Students launch divestment effort in response to Sudanese genocide

Editor’s note: This article was initially published in The Daily Gazette, Swarthmore’s online, daily newspaper founded in Fall 1996. As of Fall 2018, the DG has merged with The Phoenix. See the about page to read more about the DG.

Calling the situation in Sudan the “world’s worst current humanitarian disaster,” students Emiliano Rodriguez ’05 and Mark Hanis ’05 have begun a process of education and action aimed at determining what holdings the college owns in companies operating in the Sudan and divesting from them in a way that “would have a direct effect in changing policies on the ground.” The UN estimates that roughly 10,000 people die each month as a result of the genocide, with possibly as many as one million already
dead. US Secretary of State Colin Powell dramatically raised the profile of the issue when he labeled the situation as genocide in testimony before the Senate Foreign Relations Committee in September.

In an increasingly globalized economy, international capital flows are an important source of investment for development. Both Hanis and Rodriguez believe reducing the flow of capital to Sudan is a key step in forcing change in the country. Hanis commented that in his view “the genocidal regime in Khartoum is only able to stay in power because of foreign investments,” while Rodriguez observed that the administration in power is able to use money from foreign investment to purchase
military equipment for janjaweed militias that are engaged in the genocide. Furthermore, he noted that the equipment being purchased includes some “of the most advanced fighter aircraft in the world.”

In addition to the divestment effort, Hanis and Rodriguez hope to engage in efforts to support HR 5061, the Comprehensive Peace in Sudan Act, which has been passed in the House and is awaiting action in the Senate. As passed in the House, the bill includes provisions for sanctions as well as public reporting requirements for businesses engaged in commercial activity in Sudan. One of the challenges of the current campaign, according to Rodriguez, is determining which businesses have operations in Sudan and what they are, a challenge that would be greatly simplified with the passage of the legislation in Congress.

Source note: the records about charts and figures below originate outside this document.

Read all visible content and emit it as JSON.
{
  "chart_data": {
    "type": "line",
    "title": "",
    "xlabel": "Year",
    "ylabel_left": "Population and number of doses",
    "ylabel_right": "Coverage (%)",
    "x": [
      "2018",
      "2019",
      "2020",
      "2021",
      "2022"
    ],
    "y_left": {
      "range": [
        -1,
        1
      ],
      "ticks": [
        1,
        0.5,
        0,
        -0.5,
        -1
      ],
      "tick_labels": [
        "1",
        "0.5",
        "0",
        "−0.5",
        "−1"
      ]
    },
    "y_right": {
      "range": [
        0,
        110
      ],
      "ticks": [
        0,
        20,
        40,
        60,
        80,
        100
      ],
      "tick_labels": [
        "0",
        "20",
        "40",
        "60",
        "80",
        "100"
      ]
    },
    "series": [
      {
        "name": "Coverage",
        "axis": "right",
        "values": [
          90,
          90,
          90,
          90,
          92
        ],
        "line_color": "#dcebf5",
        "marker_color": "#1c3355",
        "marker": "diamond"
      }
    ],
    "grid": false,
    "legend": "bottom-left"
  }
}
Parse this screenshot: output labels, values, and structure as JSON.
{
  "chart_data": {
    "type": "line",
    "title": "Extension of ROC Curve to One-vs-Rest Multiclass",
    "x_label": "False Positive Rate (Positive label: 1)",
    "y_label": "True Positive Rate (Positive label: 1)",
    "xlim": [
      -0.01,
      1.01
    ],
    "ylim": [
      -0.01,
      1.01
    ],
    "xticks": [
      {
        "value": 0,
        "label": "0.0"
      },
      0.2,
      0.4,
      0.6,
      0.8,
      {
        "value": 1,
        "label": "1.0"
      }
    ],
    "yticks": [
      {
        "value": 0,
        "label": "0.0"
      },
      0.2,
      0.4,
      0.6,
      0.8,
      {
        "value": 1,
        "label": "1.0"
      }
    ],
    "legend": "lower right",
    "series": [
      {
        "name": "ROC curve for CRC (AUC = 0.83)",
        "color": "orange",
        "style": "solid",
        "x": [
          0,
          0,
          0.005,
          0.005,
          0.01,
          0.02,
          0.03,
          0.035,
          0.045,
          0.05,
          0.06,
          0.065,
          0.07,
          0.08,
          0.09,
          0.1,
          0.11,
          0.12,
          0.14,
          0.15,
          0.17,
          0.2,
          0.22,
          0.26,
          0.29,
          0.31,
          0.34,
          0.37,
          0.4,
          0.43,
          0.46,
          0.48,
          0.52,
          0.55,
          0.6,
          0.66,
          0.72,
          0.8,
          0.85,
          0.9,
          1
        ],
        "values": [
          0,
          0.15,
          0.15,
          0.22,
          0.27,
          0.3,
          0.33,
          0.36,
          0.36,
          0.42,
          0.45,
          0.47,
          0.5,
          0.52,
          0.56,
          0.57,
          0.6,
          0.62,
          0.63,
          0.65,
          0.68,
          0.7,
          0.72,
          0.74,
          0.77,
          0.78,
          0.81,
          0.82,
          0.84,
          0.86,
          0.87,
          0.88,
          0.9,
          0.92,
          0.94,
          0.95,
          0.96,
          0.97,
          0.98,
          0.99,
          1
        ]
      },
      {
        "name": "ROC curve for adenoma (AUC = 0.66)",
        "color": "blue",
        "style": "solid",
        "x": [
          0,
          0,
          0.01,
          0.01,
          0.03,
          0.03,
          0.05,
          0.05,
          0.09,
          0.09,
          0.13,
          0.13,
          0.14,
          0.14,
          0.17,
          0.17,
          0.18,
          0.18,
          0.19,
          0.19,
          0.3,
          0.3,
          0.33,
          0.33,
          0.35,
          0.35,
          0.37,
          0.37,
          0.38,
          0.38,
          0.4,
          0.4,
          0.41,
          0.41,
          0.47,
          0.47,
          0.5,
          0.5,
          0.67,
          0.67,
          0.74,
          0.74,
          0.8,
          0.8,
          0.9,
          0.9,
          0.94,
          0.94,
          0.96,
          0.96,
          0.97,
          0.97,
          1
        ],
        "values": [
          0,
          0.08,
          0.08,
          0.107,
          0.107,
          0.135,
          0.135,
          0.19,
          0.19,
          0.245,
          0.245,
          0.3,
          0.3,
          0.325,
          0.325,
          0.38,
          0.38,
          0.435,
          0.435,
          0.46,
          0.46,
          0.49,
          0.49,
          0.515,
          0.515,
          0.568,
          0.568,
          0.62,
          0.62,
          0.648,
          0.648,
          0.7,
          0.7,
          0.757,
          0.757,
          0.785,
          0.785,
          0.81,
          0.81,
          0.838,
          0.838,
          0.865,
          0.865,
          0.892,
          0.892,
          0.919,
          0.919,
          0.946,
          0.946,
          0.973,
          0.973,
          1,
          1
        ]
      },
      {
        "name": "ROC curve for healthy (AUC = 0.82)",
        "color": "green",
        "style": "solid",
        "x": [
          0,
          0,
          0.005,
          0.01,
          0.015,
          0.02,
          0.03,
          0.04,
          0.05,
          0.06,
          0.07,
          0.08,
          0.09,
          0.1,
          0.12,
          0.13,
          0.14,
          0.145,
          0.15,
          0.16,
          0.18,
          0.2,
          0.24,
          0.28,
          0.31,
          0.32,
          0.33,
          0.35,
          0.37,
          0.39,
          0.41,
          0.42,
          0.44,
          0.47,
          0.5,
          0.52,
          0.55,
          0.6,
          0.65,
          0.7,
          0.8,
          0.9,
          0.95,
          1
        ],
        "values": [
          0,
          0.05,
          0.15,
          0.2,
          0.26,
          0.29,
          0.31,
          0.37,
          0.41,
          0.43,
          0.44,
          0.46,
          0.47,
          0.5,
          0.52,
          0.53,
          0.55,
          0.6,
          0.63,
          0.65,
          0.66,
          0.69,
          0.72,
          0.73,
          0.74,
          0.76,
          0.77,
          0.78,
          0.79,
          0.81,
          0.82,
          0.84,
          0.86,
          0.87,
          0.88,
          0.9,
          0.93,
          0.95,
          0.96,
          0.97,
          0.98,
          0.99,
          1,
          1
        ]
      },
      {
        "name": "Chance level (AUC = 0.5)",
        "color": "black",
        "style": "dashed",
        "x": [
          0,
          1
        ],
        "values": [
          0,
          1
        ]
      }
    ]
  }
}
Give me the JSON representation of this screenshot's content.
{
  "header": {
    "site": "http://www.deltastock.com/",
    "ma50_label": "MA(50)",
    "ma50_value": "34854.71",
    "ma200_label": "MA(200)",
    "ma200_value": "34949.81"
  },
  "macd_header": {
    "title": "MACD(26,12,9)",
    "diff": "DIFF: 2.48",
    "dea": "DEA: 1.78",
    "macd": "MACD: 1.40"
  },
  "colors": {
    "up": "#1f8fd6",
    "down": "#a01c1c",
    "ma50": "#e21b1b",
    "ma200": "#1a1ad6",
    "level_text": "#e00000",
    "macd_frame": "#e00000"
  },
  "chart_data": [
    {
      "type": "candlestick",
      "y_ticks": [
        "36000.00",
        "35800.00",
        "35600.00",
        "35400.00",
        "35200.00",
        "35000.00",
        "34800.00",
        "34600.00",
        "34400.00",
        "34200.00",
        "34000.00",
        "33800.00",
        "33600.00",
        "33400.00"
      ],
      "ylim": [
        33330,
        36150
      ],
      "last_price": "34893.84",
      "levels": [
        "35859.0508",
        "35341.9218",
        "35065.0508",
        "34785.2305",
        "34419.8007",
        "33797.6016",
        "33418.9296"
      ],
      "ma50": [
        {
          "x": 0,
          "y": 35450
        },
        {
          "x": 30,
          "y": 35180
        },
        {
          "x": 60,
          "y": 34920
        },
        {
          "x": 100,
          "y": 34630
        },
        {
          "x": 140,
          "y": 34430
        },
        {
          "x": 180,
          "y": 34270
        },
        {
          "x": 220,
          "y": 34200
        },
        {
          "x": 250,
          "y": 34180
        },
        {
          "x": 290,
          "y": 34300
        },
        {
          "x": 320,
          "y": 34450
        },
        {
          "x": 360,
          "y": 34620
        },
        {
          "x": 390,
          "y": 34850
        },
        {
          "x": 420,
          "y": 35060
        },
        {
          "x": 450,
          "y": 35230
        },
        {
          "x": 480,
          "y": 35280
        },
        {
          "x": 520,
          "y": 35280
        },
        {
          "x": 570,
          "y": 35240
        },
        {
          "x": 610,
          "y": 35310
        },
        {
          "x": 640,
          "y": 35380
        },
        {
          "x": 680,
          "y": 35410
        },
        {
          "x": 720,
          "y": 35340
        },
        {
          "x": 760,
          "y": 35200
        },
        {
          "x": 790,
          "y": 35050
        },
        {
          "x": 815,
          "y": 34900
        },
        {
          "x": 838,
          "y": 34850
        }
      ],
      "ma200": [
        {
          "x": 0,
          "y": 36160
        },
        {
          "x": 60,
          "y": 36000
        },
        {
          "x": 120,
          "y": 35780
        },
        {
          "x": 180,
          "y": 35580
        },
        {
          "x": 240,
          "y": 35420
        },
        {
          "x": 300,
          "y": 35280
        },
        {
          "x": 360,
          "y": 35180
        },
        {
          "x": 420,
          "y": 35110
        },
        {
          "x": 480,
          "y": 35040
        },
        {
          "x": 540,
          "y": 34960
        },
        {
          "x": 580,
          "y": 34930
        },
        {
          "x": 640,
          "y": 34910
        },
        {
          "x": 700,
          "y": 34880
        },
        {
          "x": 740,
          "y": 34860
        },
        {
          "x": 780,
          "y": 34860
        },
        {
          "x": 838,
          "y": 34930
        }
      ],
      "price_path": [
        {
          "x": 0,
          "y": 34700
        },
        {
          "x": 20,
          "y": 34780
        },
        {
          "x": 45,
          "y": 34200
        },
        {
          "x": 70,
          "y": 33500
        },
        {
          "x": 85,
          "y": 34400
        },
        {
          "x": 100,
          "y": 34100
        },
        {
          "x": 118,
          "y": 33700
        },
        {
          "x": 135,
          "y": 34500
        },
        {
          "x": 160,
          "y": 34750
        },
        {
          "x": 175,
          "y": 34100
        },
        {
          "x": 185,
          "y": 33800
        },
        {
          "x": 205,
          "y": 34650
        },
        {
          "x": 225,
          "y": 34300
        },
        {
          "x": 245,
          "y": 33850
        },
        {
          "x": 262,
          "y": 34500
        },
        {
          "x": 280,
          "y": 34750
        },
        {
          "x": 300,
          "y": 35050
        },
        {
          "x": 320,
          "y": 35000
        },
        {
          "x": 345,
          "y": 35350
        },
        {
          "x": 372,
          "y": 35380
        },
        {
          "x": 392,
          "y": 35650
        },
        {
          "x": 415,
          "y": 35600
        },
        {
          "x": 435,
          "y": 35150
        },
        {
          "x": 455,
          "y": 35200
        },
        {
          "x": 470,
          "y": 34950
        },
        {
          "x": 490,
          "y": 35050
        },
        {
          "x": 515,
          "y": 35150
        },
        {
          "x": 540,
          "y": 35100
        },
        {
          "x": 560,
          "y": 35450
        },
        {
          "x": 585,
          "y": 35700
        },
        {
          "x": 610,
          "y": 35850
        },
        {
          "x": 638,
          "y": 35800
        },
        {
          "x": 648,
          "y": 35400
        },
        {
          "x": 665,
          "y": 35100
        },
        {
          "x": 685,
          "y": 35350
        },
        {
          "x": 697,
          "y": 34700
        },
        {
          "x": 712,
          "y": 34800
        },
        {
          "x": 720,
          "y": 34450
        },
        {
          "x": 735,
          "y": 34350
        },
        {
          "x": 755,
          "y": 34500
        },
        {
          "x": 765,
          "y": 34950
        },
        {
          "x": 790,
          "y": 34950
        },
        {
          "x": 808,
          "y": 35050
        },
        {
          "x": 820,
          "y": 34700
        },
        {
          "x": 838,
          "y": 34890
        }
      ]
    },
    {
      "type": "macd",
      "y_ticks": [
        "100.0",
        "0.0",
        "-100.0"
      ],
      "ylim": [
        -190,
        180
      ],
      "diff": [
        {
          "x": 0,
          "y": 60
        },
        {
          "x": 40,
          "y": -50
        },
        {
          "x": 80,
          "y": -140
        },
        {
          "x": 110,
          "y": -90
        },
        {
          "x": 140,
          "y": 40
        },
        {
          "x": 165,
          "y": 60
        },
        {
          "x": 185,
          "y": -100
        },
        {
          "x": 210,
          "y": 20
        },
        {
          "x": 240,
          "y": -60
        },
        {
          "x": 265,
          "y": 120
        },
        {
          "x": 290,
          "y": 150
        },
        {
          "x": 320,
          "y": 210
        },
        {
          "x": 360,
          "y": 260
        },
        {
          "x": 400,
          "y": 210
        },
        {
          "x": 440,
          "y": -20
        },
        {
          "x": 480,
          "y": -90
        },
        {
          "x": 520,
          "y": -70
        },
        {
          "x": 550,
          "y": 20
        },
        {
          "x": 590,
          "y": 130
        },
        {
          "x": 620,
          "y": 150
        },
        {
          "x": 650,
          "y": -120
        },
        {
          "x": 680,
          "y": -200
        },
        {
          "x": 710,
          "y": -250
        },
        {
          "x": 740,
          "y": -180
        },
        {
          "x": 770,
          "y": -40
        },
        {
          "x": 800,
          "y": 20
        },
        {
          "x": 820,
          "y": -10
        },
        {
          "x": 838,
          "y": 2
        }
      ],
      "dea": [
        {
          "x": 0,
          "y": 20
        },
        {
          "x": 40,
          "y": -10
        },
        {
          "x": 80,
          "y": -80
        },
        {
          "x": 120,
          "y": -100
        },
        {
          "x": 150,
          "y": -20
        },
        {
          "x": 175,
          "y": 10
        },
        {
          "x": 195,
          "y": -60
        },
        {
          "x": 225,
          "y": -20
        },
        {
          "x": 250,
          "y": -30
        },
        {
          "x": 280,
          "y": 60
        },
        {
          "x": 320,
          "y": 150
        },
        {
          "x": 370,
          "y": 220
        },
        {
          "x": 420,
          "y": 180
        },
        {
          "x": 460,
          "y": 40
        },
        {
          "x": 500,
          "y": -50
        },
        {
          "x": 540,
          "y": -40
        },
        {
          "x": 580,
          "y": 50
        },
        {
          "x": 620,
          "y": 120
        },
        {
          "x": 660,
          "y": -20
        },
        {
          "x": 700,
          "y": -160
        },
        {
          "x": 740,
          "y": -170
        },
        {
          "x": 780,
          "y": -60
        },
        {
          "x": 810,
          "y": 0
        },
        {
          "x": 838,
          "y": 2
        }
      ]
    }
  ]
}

While they have no set timeline, Hanis and Rodriguez hope to get discussions started as soon as possible. They have already begun conversations with Sue Welsh, Vice President for Finance and Treasurer, as well as the student members of the Committee for Socially Responsible Investing which makes recommendations to the Board’s Investment Committee on proxy voting.

According to Welsh, one of the challenges in addressing this issue is the manner in which the college invests in international stocks. Roughly 20% of the college’s endowment is invested in international stocks, but the sum remains small enough that it is not efficient to maintain separate accounts for Swarthmore College with the college’s money managers. Instead the college invests in commingled portfolios in which financial firms pool Swarthmore’s funds with other organizations and then invest the pool of money. Because the investment is in a fund owned by a financial institution rather than owned by the college directly, Welsh wrote in a statement to the Gazette that “we cannot control whether an individual company is held or not.”

While the international nature of the investments may raise some challenges, Welsh noted that Rodriguez will be providing staff in the Investment Office with a list of companies about which he is concerned, after which the staff will open a dialogue with the college’s money managers “and discuss what their policies with respect to Sudanese investments are.”

Rodriguez commented that “the administration and the Board of Managers take these decisions very seriously,” and as the process continues, “[w]e are going to need a very solid case in favor of divestment for this to work out.”